Safety assurance of software systems has never been as imminent a problem as it is today. Practitioners and researchers who work on the problem face a challenge unique to modern software systems: uncertainties. For one, the cyber-physical nature of modern software systems as exemplified by automated driving systems mandates environmental uncertainties to be addressed and the resulting hazards to be mitigated. Besides, the abundance of statistical machine-learning components massive numerical computing units for statistical reasoning such as deep neural networks make systems hard to explain, understand, analyze, or verify.
The book is the first to provide a comprehensive overview of such united and interdisciplinary efforts. Driven by automated driving systems as a leading example, the book describes diverse techniques to specify, model, test, analyze, and verify modern software systems. Coming out of a collaboration between industry and basic academic research, the book covers both practical analysis techniques (readily applicable to existing systems) and more long-range design techniques (that call for new designs but bring a greater degree of assurance).
The book provides high-level intuitions and use-cases of each technique, rather than technical details, with plenty of pointers for interested readers.
Preface. Optimisation-Based Falsification. Monitoring Temporal
Specifications. Formal Specification of Temporal Properties. Testing for
Machine Learning-Based Systems. Safety Standards and Safety Assurance
Framework for ADS. Uncertainty-wise Testing. Decision Making for Automated
Driving. Formal Modelling. Theorem Proving at Work. Search-Based Analysis and
Engineering. Fault Localisation and Understanding. Index.

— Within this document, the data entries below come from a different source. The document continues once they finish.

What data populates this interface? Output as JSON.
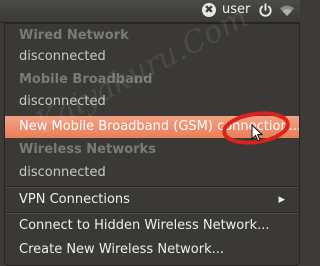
{
  "top_panel": {
    "user_icon_glyph": "✖",
    "user_name": "user"
  },
  "menu": {
    "wired_header": "Wired Network",
    "wired_status": "disconnected",
    "mobile_header": "Mobile Broadband",
    "mobile_status": "disconnected",
    "new_mobile_item": "New Mobile Broadband (GSM) connection...",
    "wireless_header": "Wireless Networks",
    "wireless_status": "disconnected",
    "vpn_item": "VPN Connections",
    "vpn_arrow": "▸",
    "hidden_wireless_item": "Connect to Hidden Wireless Network...",
    "create_wireless_item": "Create New Wireless Network..."
  },
  "watermark": "Kaiyakuru.Com",
  "colors": {
    "highlight": "#e97f5a",
    "annotation_ring": "#d9241d"
  }
}
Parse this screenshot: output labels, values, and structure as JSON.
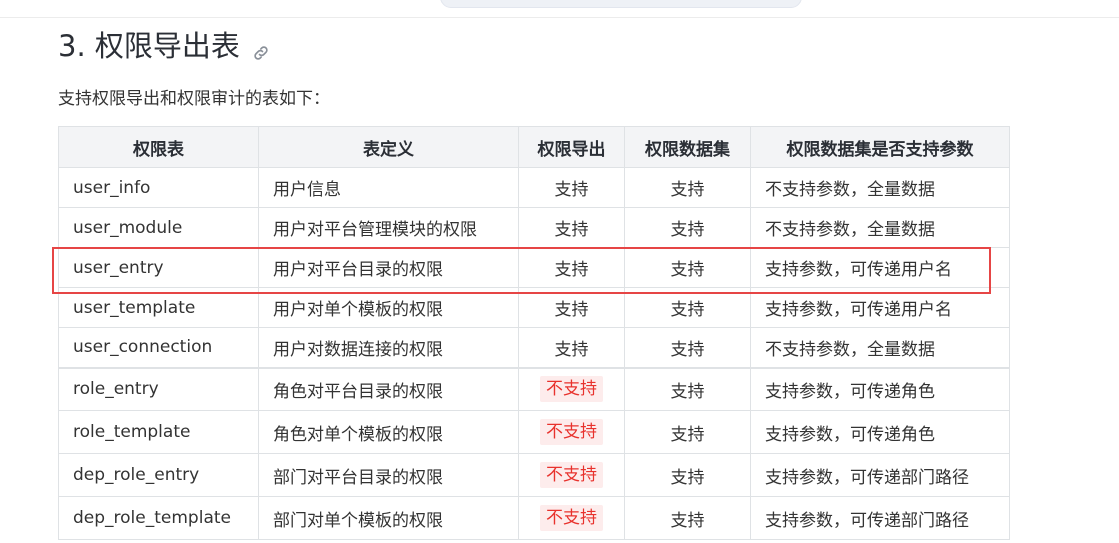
{
  "heading": {
    "title": "3. 权限导出表",
    "link_icon": "link-icon"
  },
  "intro": "支持权限导出和权限审计的表如下：",
  "table": {
    "headers": [
      "权限表",
      "表定义",
      "权限导出",
      "权限数据集",
      "权限数据集是否支持参数"
    ],
    "rows": [
      {
        "name": "user_info",
        "definition": "用户信息",
        "export": "支持",
        "dataset": "支持",
        "params": "不支持参数，全量数据"
      },
      {
        "name": "user_module",
        "definition": "用户对平台管理模块的权限",
        "export": "支持",
        "dataset": "支持",
        "params": "不支持参数，全量数据"
      },
      {
        "name": "user_entry",
        "definition": "用户对平台目录的权限",
        "export": "支持",
        "dataset": "支持",
        "params": "支持参数，可传递用户名"
      },
      {
        "name": "user_template",
        "definition": "用户对单个模板的权限",
        "export": "支持",
        "dataset": "支持",
        "params": "支持参数，可传递用户名"
      },
      {
        "name": "user_connection",
        "definition": "用户对数据连接的权限",
        "export": "支持",
        "dataset": "支持",
        "params": "不支持参数，全量数据"
      },
      {
        "name": "role_entry",
        "definition": "角色对平台目录的权限",
        "export": "不支持",
        "dataset": "支持",
        "params": "支持参数，可传递角色"
      },
      {
        "name": "role_template",
        "definition": "角色对单个模板的权限",
        "export": "不支持",
        "dataset": "支持",
        "params": "支持参数，可传递角色"
      },
      {
        "name": "dep_role_entry",
        "definition": "部门对平台目录的权限",
        "export": "不支持",
        "dataset": "支持",
        "params": "支持参数，可传递部门路径"
      },
      {
        "name": "dep_role_template",
        "definition": "部门对单个模板的权限",
        "export": "不支持",
        "dataset": "支持",
        "params": "支持参数，可传递部门路径"
      }
    ],
    "highlighted_row_index": 2
  },
  "colors": {
    "highlight_border": "#e64545",
    "not_supported_text": "#e8322d",
    "not_supported_bg": "#fdecec",
    "header_bg": "#f3f4f6",
    "border": "#dfe2e5"
  }
}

Ichiro Hasuo, Ph.D. (cum laude, Radboud University Nijmegen, 2008), is a Professor at National Institute of Informatics (NII), Tokyo, Japan. He is at the same time the Research Director of the JST ERATO "Metamathematics for Systems Design'' Project, and the Director of Research Center for Mathematical Trust in Software and Systems at NII. His research field is software science and his interests include formal verification, mathematical and logical structures, category theory, integration of formal methods and testing, and application to cyber-physical systems and systems with statistical machine learning components.
Fuyuki Ishikawa, Ph.D. (The University of Tokyo, 2007), is an Associate Professor in Information Systems Architecture Science Research Division and the Director of GRACE Center, at National Institute of Informatics (NII), Tokyo, Japan. His research focuses on software engineering, especially for dependability of emerging AI and smart cyber-physical systems, including test generation, fault analysis, automated repair, and formal verification for automated driving systems. He is leading relevant initiatives of the Japanese industry such as the QA4AI guidelines for quality assurance of AI systems.